Images: Images included in user messages, either as links or as base64-encoded data, as well as multiple images can be sent. Ensure the detail parameter is set identically, as it impacts image tokenization.
Tool use: Both the messages array and the list of available tools can be cached, contributing to the minimum 1024 token requirement.
Structured outputs: The structured output schema serves as a prefix to the system message and can be cached.
Prompt caching requests & responses based on OpenAI’s calculations here:
All requests, including those with fewer than 1024 tokens, will display a cached_tokens field of the usage.prompt_tokens_detailschat completions object indicating how many of the prompt tokens were a cache hit.

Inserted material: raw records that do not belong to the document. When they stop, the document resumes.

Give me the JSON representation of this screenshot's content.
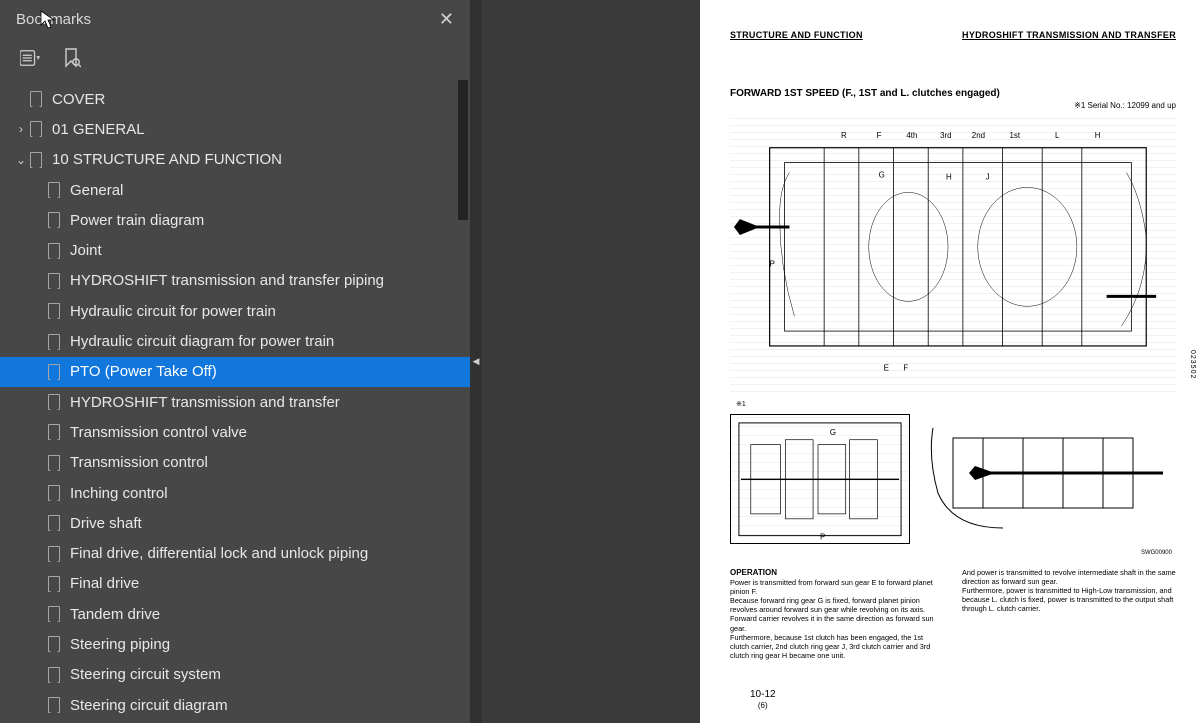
{
  "sidebar": {
    "title": "Bookmarks",
    "tree": [
      {
        "level": 0,
        "twisty": "",
        "label": "COVER"
      },
      {
        "level": 0,
        "twisty": "›",
        "label": "01 GENERAL"
      },
      {
        "level": 0,
        "twisty": "⌄",
        "label": "10 STRUCTURE AND FUNCTION"
      },
      {
        "level": 1,
        "twisty": "",
        "label": "General"
      },
      {
        "level": 1,
        "twisty": "",
        "label": "Power train diagram"
      },
      {
        "level": 1,
        "twisty": "",
        "label": "Joint"
      },
      {
        "level": 1,
        "twisty": "",
        "label": "HYDROSHIFT transmission and transfer piping"
      },
      {
        "level": 1,
        "twisty": "",
        "label": "Hydraulic circuit for power train"
      },
      {
        "level": 1,
        "twisty": "",
        "label": "Hydraulic circuit diagram for power train"
      },
      {
        "level": 1,
        "twisty": "",
        "label": "PTO (Power Take Off)",
        "selected": true
      },
      {
        "level": 1,
        "twisty": "",
        "label": "HYDROSHIFT transmission and transfer"
      },
      {
        "level": 1,
        "twisty": "",
        "label": "Transmission control valve"
      },
      {
        "level": 1,
        "twisty": "",
        "label": "Transmission control"
      },
      {
        "level": 1,
        "twisty": "",
        "label": "Inching control"
      },
      {
        "level": 1,
        "twisty": "",
        "label": "Drive shaft"
      },
      {
        "level": 1,
        "twisty": "",
        "label": "Final drive, differential lock and unlock piping"
      },
      {
        "level": 1,
        "twisty": "",
        "label": "Final drive"
      },
      {
        "level": 1,
        "twisty": "",
        "label": "Tandem drive"
      },
      {
        "level": 1,
        "twisty": "",
        "label": "Steering piping"
      },
      {
        "level": 1,
        "twisty": "",
        "label": "Steering circuit system"
      },
      {
        "level": 1,
        "twisty": "",
        "label": "Steering circuit diagram"
      }
    ]
  },
  "page": {
    "hdr_left": "STRUCTURE AND FUNCTION",
    "hdr_right": "HYDROSHIFT TRANSMISSION AND TRANSFER",
    "subtitle": "FORWARD 1ST SPEED (F., 1ST and L. clutches engaged)",
    "serial": "※1 Serial No.: 12099 and up",
    "side_code": "023502",
    "diag_code": "SWG00900",
    "op_title": "OPERATION",
    "op_col1": "Power is transmitted from forward sun gear E to forward planet pinion F.\nBecause forward ring gear G is fixed, forward planet pinion revolves around forward sun gear while revolving on its axis. Forward carrier revolves it in the same direction as forward sun gear.\nFurthermore, because 1st clutch has been engaged, the 1st clutch carrier, 2nd clutch ring gear J, 3rd clutch carrier and 3rd clutch ring gear H became one unit.",
    "op_col2": "And power is transmitted to revolve intermediate shaft in the same direction as forward sun gear.\nFurthermore, power is transmitted to High-Low transmission, and because L. clutch is fixed, power is transmitted to the output shaft through L. clutch carrier.",
    "pgnum": "10-12",
    "pgsub": "(6)"
  }
}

For requests under 1024 tokens, cached_tokens will be zero.
Key Features:
Reduced Latency: Especially significant for longer prompts.
Lower Costs: Cached portions of prompts are billed at a discounted rate.
Improved Efficiency: Allows for more context in prompts without increasing costs proportionally.
Zero Data Retention: No data is stored during the caching process, making it eligible for zero data retention policies.